Low BP and HbA1c protective against incident CVD in Type-1 D
Data from 2313 participants from the EURODIAB Prospective Complications Study were analyzed. All had type 1 diabetes (51% men, mean±SD age 32±9 years). Seven cardiovascular health metrics were studied—smoking, BMI, physical activity, a diet score, total cholesterol/HDL-cholesterol ratio, combined systolic and diastolic BP and HbA1c—divided into favorable/less favorable categories. Cox proportional hazards models were used to calculate HRs (95% CIs) of incident CVD for each metric. Clusters were made by scoring each individual by the number of favorable metrics.

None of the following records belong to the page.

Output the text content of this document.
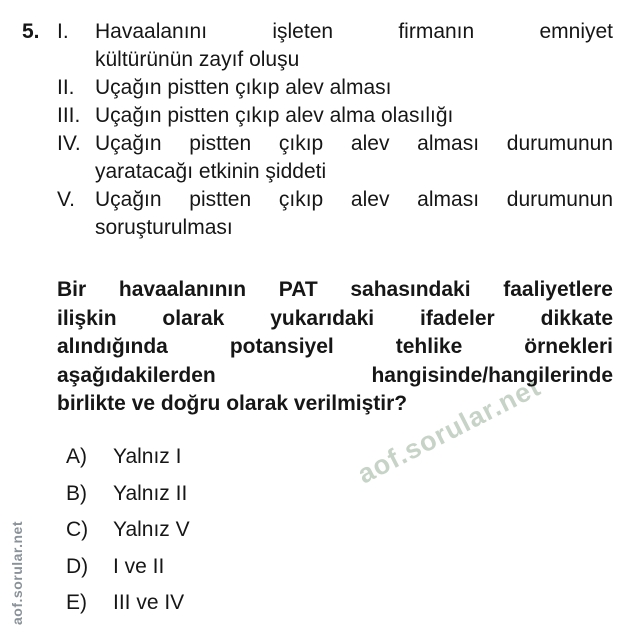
aof.sorular.net
aof.sorular.net
5. I.	Havaalanını işleten firmanın emniyet
kültürünün zayıf oluşu
II. Uçağın pistten çıkıp alev alması
III. Uçağın pistten çıkıp alev alma olasılığı
IV. Uçağın pistten çıkıp alev alması durumunun
yaratacağı etkinin şiddeti
V. Uçağın pistten çıkıp alev alması durumunun
soruşturulması
Bir havaalanının PAT sahasındaki faaliyetlere
ilişkin olarak yukarıdaki ifadeler dikkate
alındığında potansiyel tehlike örnekleri
aşağıdakilerden hangisinde/hangilerinde
birlikte ve doğru olarak verilmiştir?
A)	Yalnız I
B)	Yalnız II
C)	Yalnız V
D)	I ve II
E)	III ve IV
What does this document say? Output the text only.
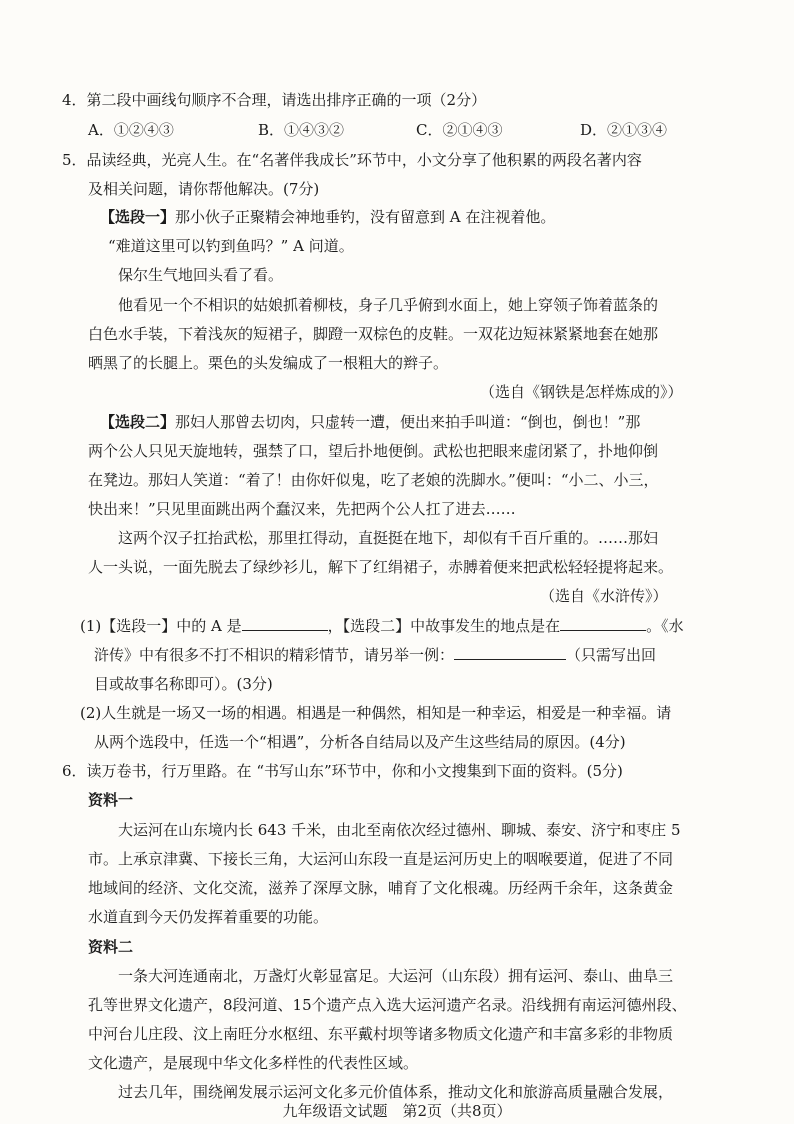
4．第二段中画线句顺序不合理，请选出排序正确的一项（2分）
A．①②④③	B．①④③②	C．②①④③	D．②①③④
5．品读经典，光亮人生。在“名著伴我成长”环节中，小文分享了他积累的两段名著内容
及相关问题，请你帮他解决。(7分)
【选段一】那小伙子正聚精会神地垂钓，没有留意到 A 在注视着他。
“难道这里可以钓到鱼吗？” A 问道。
保尔生气地回头看了看。
他看见一个不相识的姑娘抓着柳枝，身子几乎俯到水面上，她上穿领子饰着蓝条的
白色水手装，下着浅灰的短裙子，脚蹬一双棕色的皮鞋。一双花边短袜紧紧地套在她那
晒黑了的长腿上。栗色的头发编成了一根粗大的辫子。
（选自《钢铁是怎样炼成的》）
【选段二】那妇人那曾去切肉，只虚转一遭，便出来拍手叫道：“倒也，倒也！”那
两个公人只见天旋地转，强禁了口，望后扑地便倒。武松也把眼来虚闭紧了，扑地仰倒
在凳边。那妇人笑道：“着了！由你奸似鬼，吃了老娘的洗脚水。”便叫：“小二、小三，
快出来！”只见里面跳出两个蠢汉来，先把两个公人扛了进去……
这两个汉子扛抬武松，那里扛得动，直挺挺在地下，却似有千百斤重的。……那妇
人一头说，一面先脱去了绿纱衫儿，解下了红绢裙子，赤膊着便来把武松轻轻提将起来。
（选自《水浒传》）
(1)【选段一】中的 A 是	，【选段二】中故事发生的地点是在	。《水
浒传》中有很多不打不相识的精彩情节，请另举一例：	（只需写出回
目或故事名称即可）。(3分)
(2)人生就是一场又一场的相遇。相遇是一种偶然，相知是一种幸运，相爱是一种幸福。请
从两个选段中，任选一个“相遇”，分析各自结局以及产生这些结局的原因。(4分)
6．读万卷书，行万里路。在 “书写山东”环节中，你和小文搜集到下面的资料。(5分)
资料一
大运河在山东境内长 643 千米，由北至南依次经过德州、聊城、泰安、济宁和枣庄 5
市。上承京津冀、下接长三角，大运河山东段一直是运河历史上的咽喉要道，促进了不同
地域间的经济、文化交流，滋养了深厚文脉，哺育了文化根魂。历经两千余年，这条黄金
水道直到今天仍发挥着重要的功能。
资料二
一条大河连通南北，万盏灯火彰显富足。大运河（山东段）拥有运河、泰山、曲阜三
孔等世界文化遗产，8段河道、15个遗产点入选大运河遗产名录。沿线拥有南运河德州段、
中河台儿庄段、汶上南旺分水枢纽、东平戴村坝等诸多物质文化遗产和丰富多彩的非物质
文化遗产，是展现中华文化多样性的代表性区域。
过去几年，围绕阐发展示运河文化多元价值体系，推动文化和旅游高质量融合发展，
九年级语文试题　第2页（共8页）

A total of 163 people developed incident CVD during a mean±SD follow-up of 7.2±1.3 years. Participants with more favorable HbA1c levels of <57 m mol/mol (<7.4%) had a 37% significantly lower CVD risk than those with a less favorable HbA1c (HR [95% CI] 0.63 [0.44, 0.91]), and participants with a more favorable BP (systolic BP <112 mmHg and diastolic BP <70 mmHg) had a 44% significantly lower CVD risk than participants in the less favorable BP group (HR [95% CI] 0.56 [0.34, 0.92]). There was a dose–response relation with a lower HR observed with greater clustering of more favorable metrics: people with four or more favorable metrics had an HR of 0.37 (95% CI 0.18, 0.76), adjusted for sex and age at diabetes diagnosis, compared with those with no favorable metrics.

Low HbA1c and low BP were protective cardiovascular health metrics in our study of people with type 1 diabetes. Targeting all cardiovascular health metrics could be more effective in preventing CVD than targeting single metrics.